Personal information
- Full name: William Adams Mather
- Born: 1830 Newcastle upon Tyne, Northumberland, England
- Died: 25 May 1864 (aged 33) Marylebone, Middlesex, England
- Batting: Unknown

Domestic team information
- 1853: Marylebone Cricket Club

Career statistics
| Competition | First-class |
| Matches | 1 |
| Runs scored | 19 |
| Batting average | 9.50 |
| 100s/50s | –/– |
| Top score | 15 |
| Catches/stumpings | –/– |
- Source: Cricinfo, 15 September 2021

= William Mather (cricketer) =

English cricketer and British Army officer

William Adams Mather (1830 – 25 May 1864) was an English first-class cricketer and British Army officer.

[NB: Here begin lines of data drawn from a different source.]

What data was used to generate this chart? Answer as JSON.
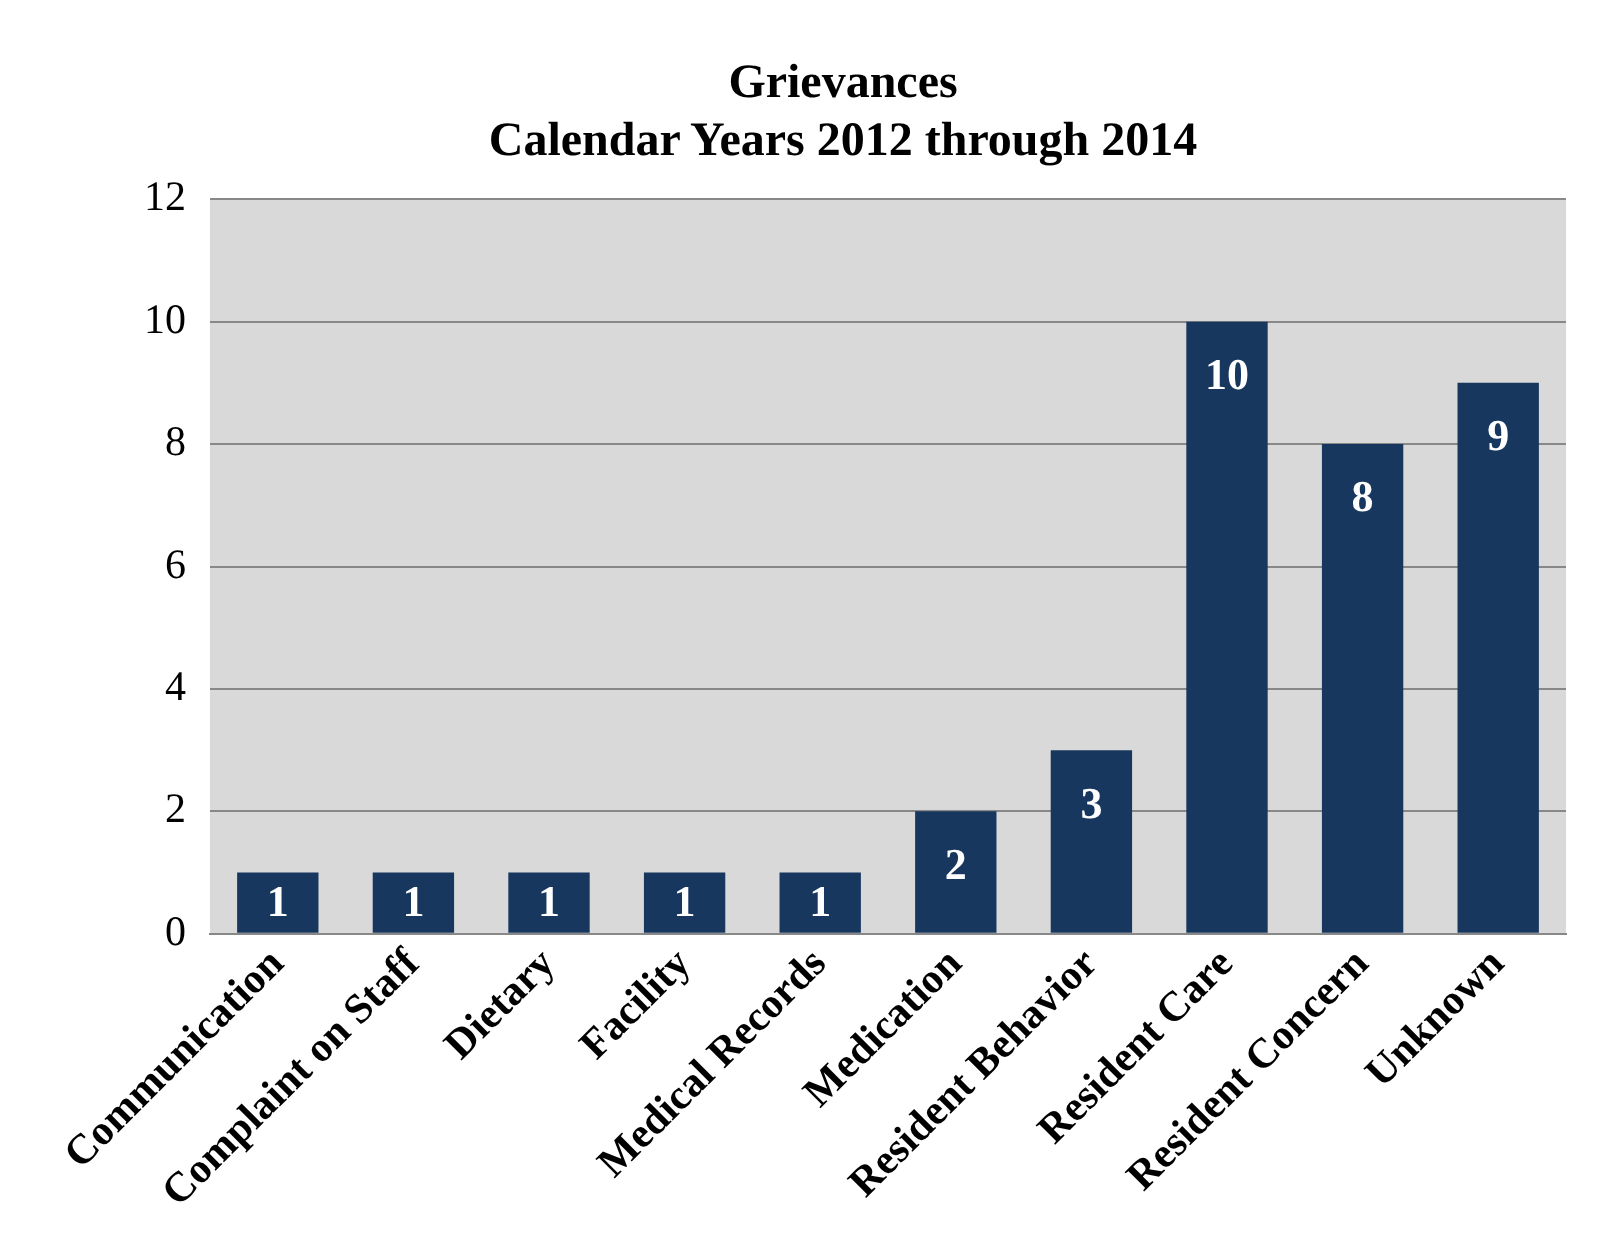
{
  "chart_data": {
    "type": "bar",
    "title": "Grievances\nCalendar Years 2012 through 2014",
    "categories": [
      "Communication",
      "Complaint on Staff",
      "Dietary",
      "Facility",
      "Medical Records",
      "Medication",
      "Resident Behavior",
      "Resident Care",
      "Resident Concern",
      "Unknown"
    ],
    "values": [
      1,
      1,
      1,
      1,
      1,
      2,
      3,
      10,
      8,
      9
    ],
    "color": "#17375e",
    "ylim": [
      0,
      12
    ],
    "yticks": [
      0,
      2,
      4,
      6,
      8,
      10,
      12
    ],
    "grid": "y",
    "data_labels": true,
    "legend": false
  }
}
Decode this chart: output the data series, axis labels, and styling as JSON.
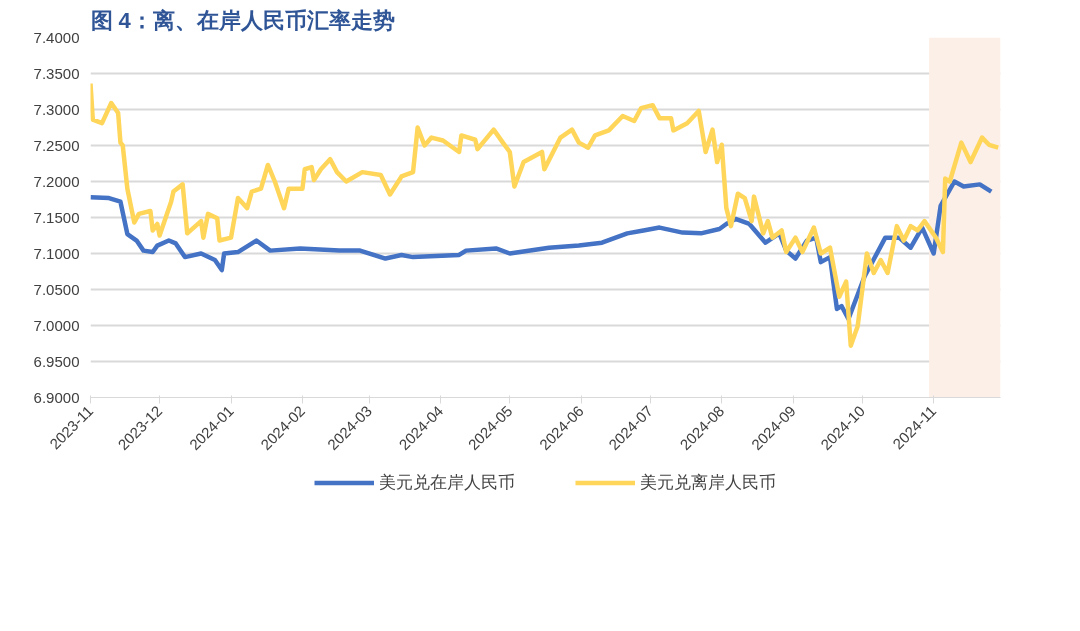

The son of William Mather senior, he was born at Newcastle upon Tyne in 1830. He was educated at King Edward VI Grammar School in Bury St Edmunds, before going up to Trinity College, Cambridge. Mather left Cambridge without completing his degree at Cambridge. He played first-class cricket for the Marylebone Cricket Club (MCC) in 1853, making a single appearance against Cambridge University at Fenner's. Batting twice in the match, he was dismissed for 15 runs in the MCC first innings by Ward Maule, while in their second innings he was run out for 4 runs. He was commissioned as a volunteer captain in the 1st Newcastle Newcastle upon Tyne Rifle Volunteers in February 1860, before being promoted to major in April 1863. Mather suffered from ill health in his final years. He died at the Bath Hotel in London on 25 May 1864, aged 33.